Deathwatch hmms, listening to the testimonies of the two beasts before him before replying, "Und you've recieved zhe attention of, apparently, a hostile lot of voodlanders. Not bad for a group dedicating zhemselves to running avay and looting vears." He leans against the haft of his enormous hammer, "With training, anyzhing is possible. Even for your scrawny frame."

Montage of Stubb doing reps with the war hammer and grunting loudly.
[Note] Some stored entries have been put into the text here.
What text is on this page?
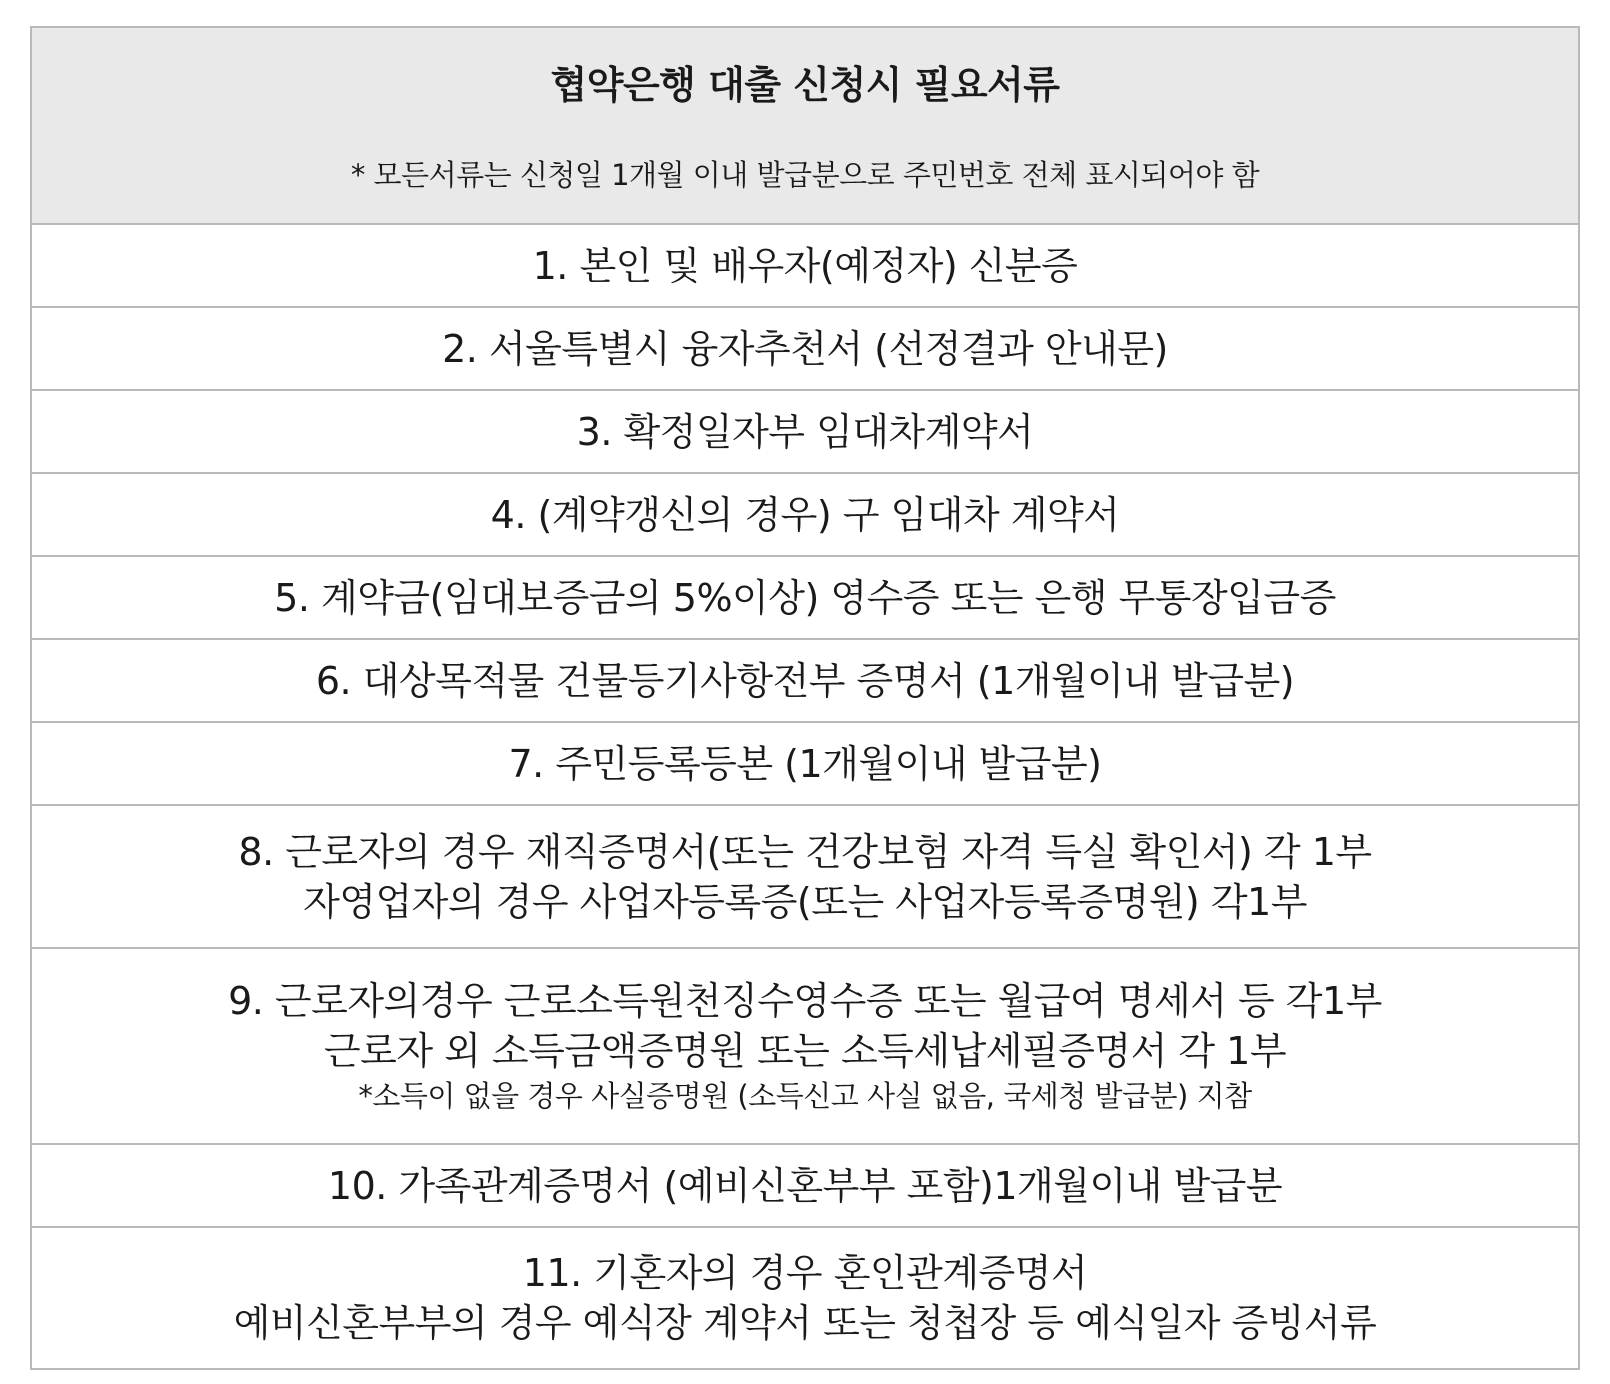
협약은행 대출 신청시 필요서류
* 모든서류는 신청일 1개월 이내 발급분으로 주민번호 전체 표시되어야 함
1. 본인 및 배우자(예정자) 신분증
2. 서울특별시 융자추천서 (선정결과 안내문)
3. 확정일자부 임대차계약서
4. (계약갱신의 경우) 구 임대차 계약서
5. 계약금(임대보증금의 5%이상) 영수증 또는 은행 무통장입금증
6. 대상목적물 건물등기사항전부 증명서 (1개월이내 발급분)
7. 주민등록등본 (1개월이내 발급분)
8. 근로자의 경우 재직증명서(또는 건강보험 자격 득실 확인서) 각 1부
자영업자의 경우 사업자등록증(또는 사업자등록증명원) 각1부
9. 근로자의경우 근로소득원천징수영수증 또는 월급여 명세서 등 각1부
근로자 외 소득금액증명원 또는 소득세납세필증명서 각 1부
*소득이 없을 경우 사실증명원 (소득신고 사실 없음, 국세청 발급분) 지참
10. 가족관계증명서 (예비신혼부부 포함)1개월이내 발급분
11. 기혼자의 경우 혼인관계증명서
예비신혼부부의 경우 예식장 계약서 또는 청첩장 등 예식일자 증빙서류
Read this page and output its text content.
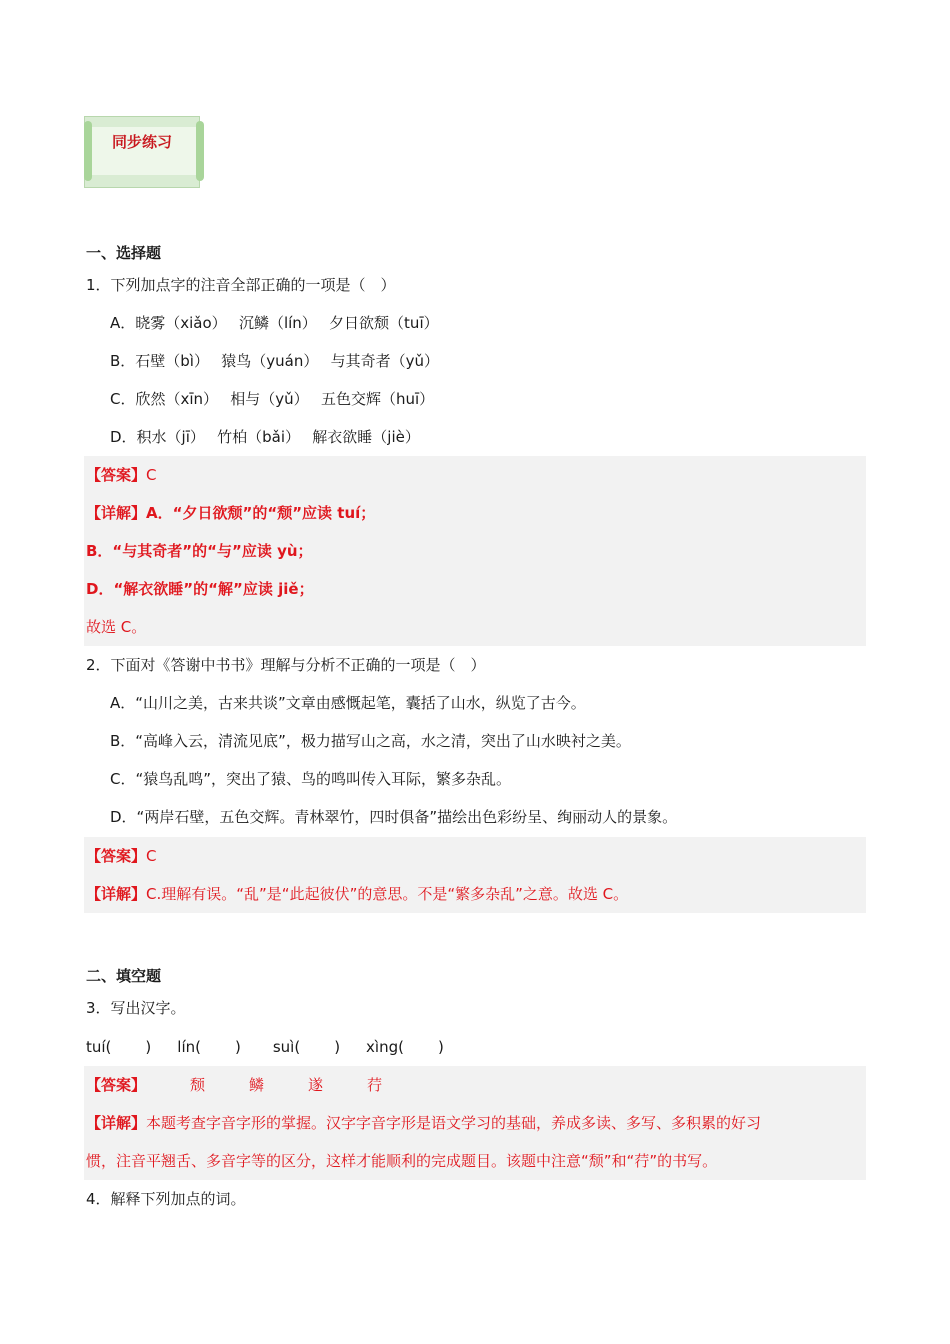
同步练习
一、选择题
1．下列加点字的注音全部正确的一项是（　）
A．晓雾（xiǎo）　 沉鳞（lín）　 夕日欲颓（tuī）
B．石壁（bì）　 猿鸟（yuán）　 与其奇者（yǔ）
C．欣然（xīn）　 相与（yǔ）　 五色交辉（huī）
D．积水（jī）　 竹柏（bǎi）　 解衣欲睡（jiè）
【答案】C
【详解】A．“夕日欲颓”的“颓”应读 tuí；
B．“与其奇者”的“与”应读 yù；
D．“解衣欲睡”的“解”应读 jiě；
故选 C。
2．下面对《答谢中书书》理解与分析不正确的一项是（　）
A．“山川之美，古来共谈”文章由感慨起笔，囊括了山水，纵览了古今。
B．“高峰入云，清流见底”，极力描写山之高，水之清，突出了山水映衬之美。
C．“猿鸟乱鸣”，突出了猿、鸟的鸣叫传入耳际，繁多杂乱。
D．“两岸石壁，五色交辉。青林翠竹，四时俱备”描绘出色彩纷呈、绚丽动人的景象。
【答案】C
【详解】C.理解有误。“乱”是“此起彼伏”的意思。不是“繁多杂乱”之意。故选 C。
二、填空题
3．写出汉字。
tuí( ) lín( ) suì( ) xìng( )
【答案】	颓	鳞	遂	荇
【详解】本题考查字音字形的掌握。汉字字音字形是语文学习的基础，养成多读、多写、多积累的好习
惯，注音平翘舌、多音字等的区分，这样才能顺利的完成题目。该题中注意“颓”和“荇”的书写。
4．解释下列加点的词。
Angus shoves his hands in his trouser pockets, remaining slumped, and his head droops. "I got nothin', I won't lie. Except fer--" Stubb beats him to the gigantic bit. "Aye, that," he sheepishly concurs. His dark eyes dart from Deathwatch to the weasel, clearly wary of wildcat's proposal; unfortunately, the disheveled has no real choice, at this point. "If ye' say so, mate."

Stubb gulps at the sight of the hammer. "Ay," he echoes. "If you say so."

Deathwatch nods a little, glancing between the two creatures, "Just somezhing to consider, yah? Do know zhis: even if you leave, my proposal still stands." He hefts his hammer up to his broad shoulder, "Guten nacht. Good night."

Angus salutes the exiting wildcat. "Evenin', sir." He plucks at his collar, murmuring to Stubb, "Er. Odd.. fellow."